Pour en revenir sur l'impact chiffré des radars en France, il n'y a eu finalement que deux études scientifiques sur le sujet. Et encore... Le travail de Sébastien Roux et Philippe Zamora*, comme ils l'ont reconnu eux-mêmes, paraît limité compte tenu du « débat public portant sur l'effet global des radars ». Ils précisent ainsi : « Cette étude se borne à l'examen de l'effet direct local des radars fixes. Il y a trop peu de sites en France où des radars fixes ont été installés pour que leurs effets locaux, une fois agrégés, puissent intégralement rendre compte de la baisse des accidents constatés au niveau national ». Et au final, une seule étude a donc réellement tenté de répondre à cette question générale de « combien de vies le contrôle automatisé des vitesses a-t-il pu sauver ? », celle de Laurent Carnis et Etienne Blais. Mais une étude qui n'en soulève pas moins quelques interrogations.

 

De 10 000 à 30 000 vies sauvées... à la louche !

Selon l'estimation des deux chercheurs, entre novembre 2003 et décembre 2010, « environ 15 193 tués (...) ont été empêchés grâce aux radars automatiques. » Mais comment expliquer alors que, si l'on prend les mêmes périodes d'étude et de comparaison (soit de 1999 à 2010), nos propres projections n'arrivent même pas à 15 000 vies sauvées, mais précisément à 12 310, toutes causes confondues (et pas seulement du fait des radars) ? « Ah, mais cela ne veut pas dire que les vies gagnées d'un côté n'ont pas été finalement perdues par ailleurs ! », nous a répondu sans ciller Laurent Carnis. Certes. Il n'empêche qu'un tel écart reste troublant pour le profane...

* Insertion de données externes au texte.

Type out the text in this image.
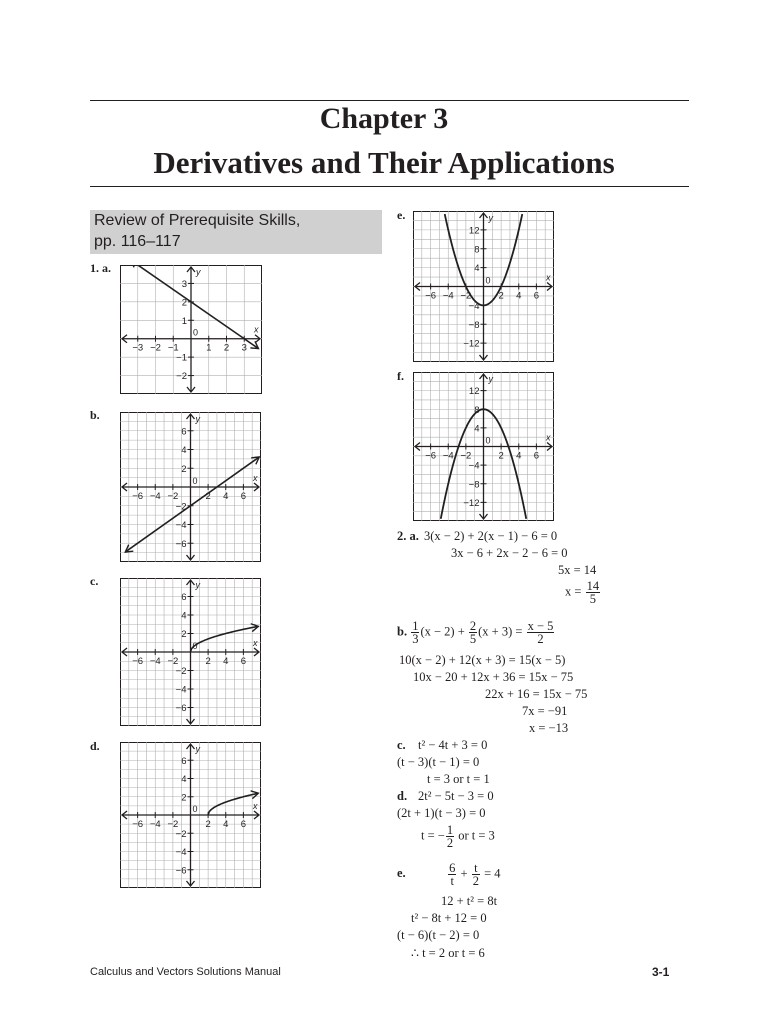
Chapter 3
Derivatives and Their Applications
Review of Prerequisite Skills,
pp. 116–117
1. a.
b.
c.
d.
e.
f.
x
y
0
−3 −2 −1	1 2 3
3
2
1
−1
−2
x
y
0
−6 −4 −2	2 4 6
6
4
2
−2
−4
−6
x
y
0
−6 −4 −2	2 4 6
6
4
2
−2
−4
−6
x
y
0
−6 −4 −2	2 4 6
6
4
2
−2
−4
−6
x
y
0
−6 −4 −2	2 4 6
12
8
4
−4
−8
−12
x
y
0
−6 −4 −2	2 4 6
12
8
4
−4
−8
−12
2. a. 3(x − 2) + 2(x − 1) − 6 = 0
3x − 6 + 2x − 2 − 6 = 0
5x = 14
$x = \frac{14}{5}$
b. $\frac{1}{3} (x - 2) + \frac{2}{5} (x + 3) = \frac{x - 5}{2}$
10(x − 2) + 12(x + 3) = 15(x − 5)
10x − 20 + 12x + 36 = 15x − 75
22x + 16 = 15x − 75
7x = −91
x = −13
c. t² − 4t + 3 = 0
(t − 3)(t − 1) = 0
t = 3 or t = 1
d. 2t² − 5t − 3 = 0
(2t + 1)(t − 3) = 0
t = − $\frac{1}{2}$ or t = 3
e.	$\frac{6}{t} + \frac{t}{2} = 4$
12 + t² = 8t
t² − 8t + 12 = 0
(t − 6)(t − 2) = 0
∴ t = 2 or t = 6
Calculus and Vectors Solutions Manual	3-1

Les plus farouches défenseurs des radars pourront faire remarquer que la fourchette haute de l'étude de Carnis se situe carrément à plus de 22 000 morts gagnées sur la période, et a contrario, ceux qui n'ont de cesse de minimiser leur impact arguer du fait que la fourchette basse est donnée à à peine plus de 8 200... Ce qui en extrapolant sur 2003-2013 donnerait de moins de 12 000 à plus de 31 000 vies économisées en dix ans grâce aux automates. Nul besoin d'être un grand scientifique pour se rendre compte que selon où l'on place le curseur, le bilan n'est plus du tout le même !

Pour tous nos interlocuteurs, l'installation des radars ne peut en outre tout expliquer. Il reste donc des inconnues que les chercheurs interrogés n'ont pour le coup pas réussi à dissiper. Que dire de la hausse des prix à la pompe ? De la crise économique ? Ou encore de l'amélioration de la sécurité des véhicules ? « Si le conducteur se sent à l'abri car sa voiture est équipée de toute une panoplie de dispositifs de sécurité, il n'est pas dit qu'il ne se permette pas justement de prendre davantage de risques sur la route ! », nous rétorque Laurent Carnis. A trop se sentir rassuré, il n'est pas dit en effet que cela soit toujours bien avantageux... L'idée se comprend. En l'occurrence, le bilan resterait quand même positif, selon une étude** mentionnée par Carnis lui-même.

 

Que dire de la réduction des kilomètres parcourus en France ?

Surtout, quelle est l'incidence de la stagnation, voire du recul ces toutes dernières années, du nombre de kilomètres parcourus en France ? D'ailleurs, les radars n'y sont-ils pour rien dans ce coup d'arrêt ? A cela, nos interlocuteurs – des chercheurs aux responsables de la Sécurité routière – nous ont répondu que c'était un argument digne des plus farouches opposants aux radars. La question n'en mérite pas moins d'être posée. Le bilan positif de la mortalité routière est-il en majorité à mettre à l'actif des radars, ou tout simplement à la réduction des distances parcourues ?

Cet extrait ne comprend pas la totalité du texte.